Agency giant Dentsu is looking to end its reliance on the ad industry of its native Japan and is eyeing America and Europe as targets for expansion in 2002, judging by comments from senior managing director Fumio Oshima.

A colossal 95% of the group’s revenue is generated in Japan, where it handles nearly one-quarter of total adspend, and a hefty proportion of the remaining 5% comes from elsewhere in Asia. However, the continued decline of the Japanese ad market – second only to the US in terms of size – has prompted it to seek further overseas growth.

“The US and Europe are going to be the biggest areas of growth this year,” declared Oshima. “Our level of existence there is too low and I can't stand that.”

A key to this expansion may lie in last year’s purchase of American shop Oasis International Group, which handles US corporate advertising for Toyota Motor, a major Dentsu client in Japan.

“As a target, we would like to get more car accounts,” continued Oshima. “If Dentsu becomes a global player, we need companies like Toyota.”

However, there is no guarantee that Toyota will ask the group to pitch for its business, the bulk of which has been in the hands of Saatchi & Saatchi for over twenty years. “We are working very hard, so when the opportunity comes, we'd like to make sure that we'll be invited,” he said.

Outside Japan, Dentsu depends on two alliances – a 20% holding in Bcom3 (owner of Leo Burnett and D’Arcy) and a joint venture with WPP Group’s Young & Rubicam in Asia.

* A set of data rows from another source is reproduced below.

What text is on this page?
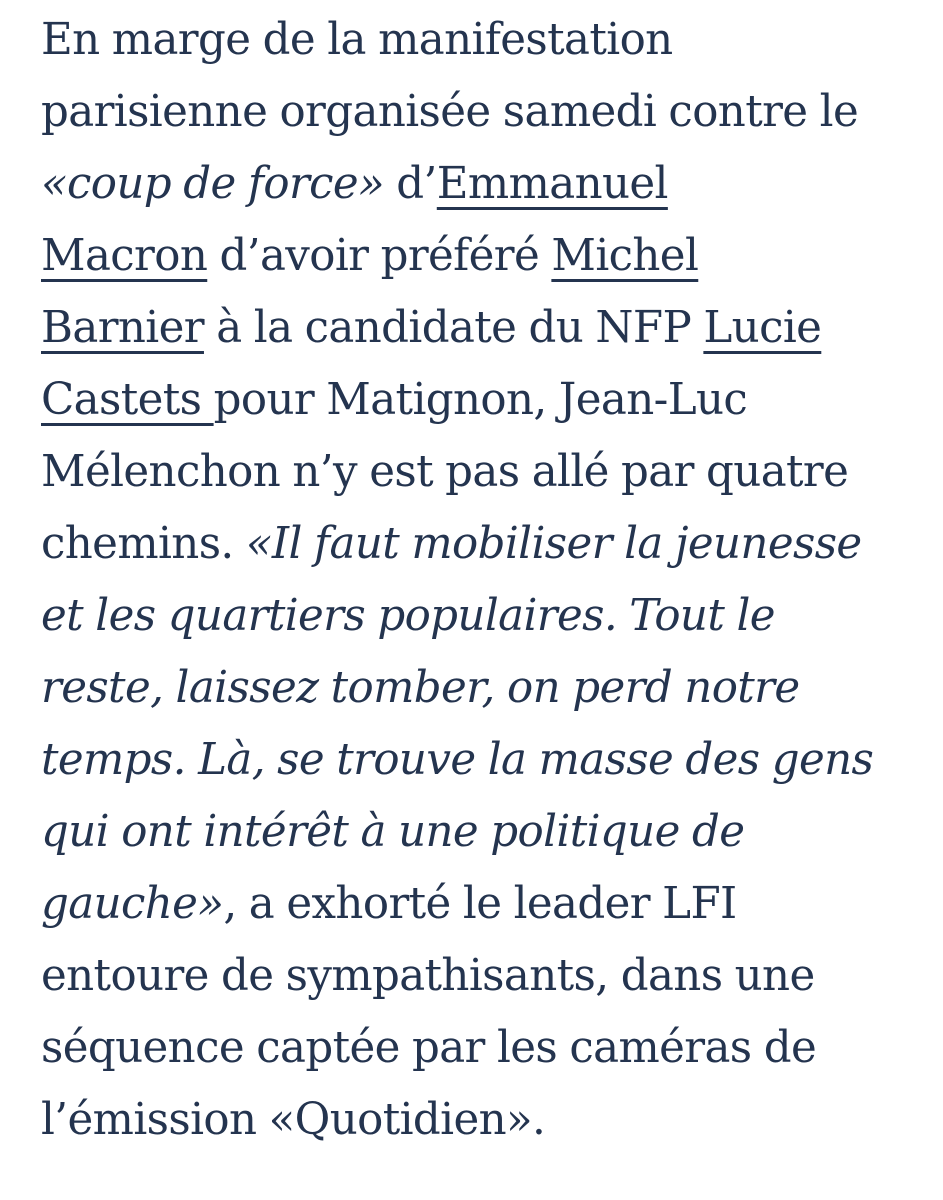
En marge de la manifestation
parisienne organisée samedi contre le
«coup de force» d’Emmanuel
Macron d’avoir préféré Michel
Barnier à la candidate du NFP Lucie
Castets pour Matignon, Jean-Luc
Mélenchon n’y est pas allé par quatre
chemins. «Il faut mobiliser la jeunesse
et les quartiers populaires. Tout le
reste, laissez tomber, on perd notre
temps. Là, se trouve la masse des gens
qui ont intérêt à une politique de
gauche», a exhorté le leader LFI
entoure de sympathisants, dans une
séquence captée par les caméras de
l’émission «Quotidien».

Oshima stressed that it was the tie-up with Bcom3 – described as Dentsu’s “primary global partner” – that would be the vehicle for expansion, with plans to increase the Japanese group’s stake to 25%. When asked if the Y&R alliance would grow beyond Asia, he declared: “We have no intention to do something big, or new. This is not our policy.”

Dentsu and Bcom3 already have a number of jointly owned operations, among them Magellan in London, D’Arcy Australia, Tokyo’s Beacon and PDS Media in South Korea. The US group’s senior vp–worldwide corporate affairs Walter Peterson revealed that the duo would seek similar opportunities market-by-market, and would set up a fresh ad network based on unaligned shops in their respective portfolios.

Despite Oshima’s comments, many analysts believe Dentsu’s global growth will be gradual – not least because, after the consolidation of the last few years, there is not a great deal left to buy.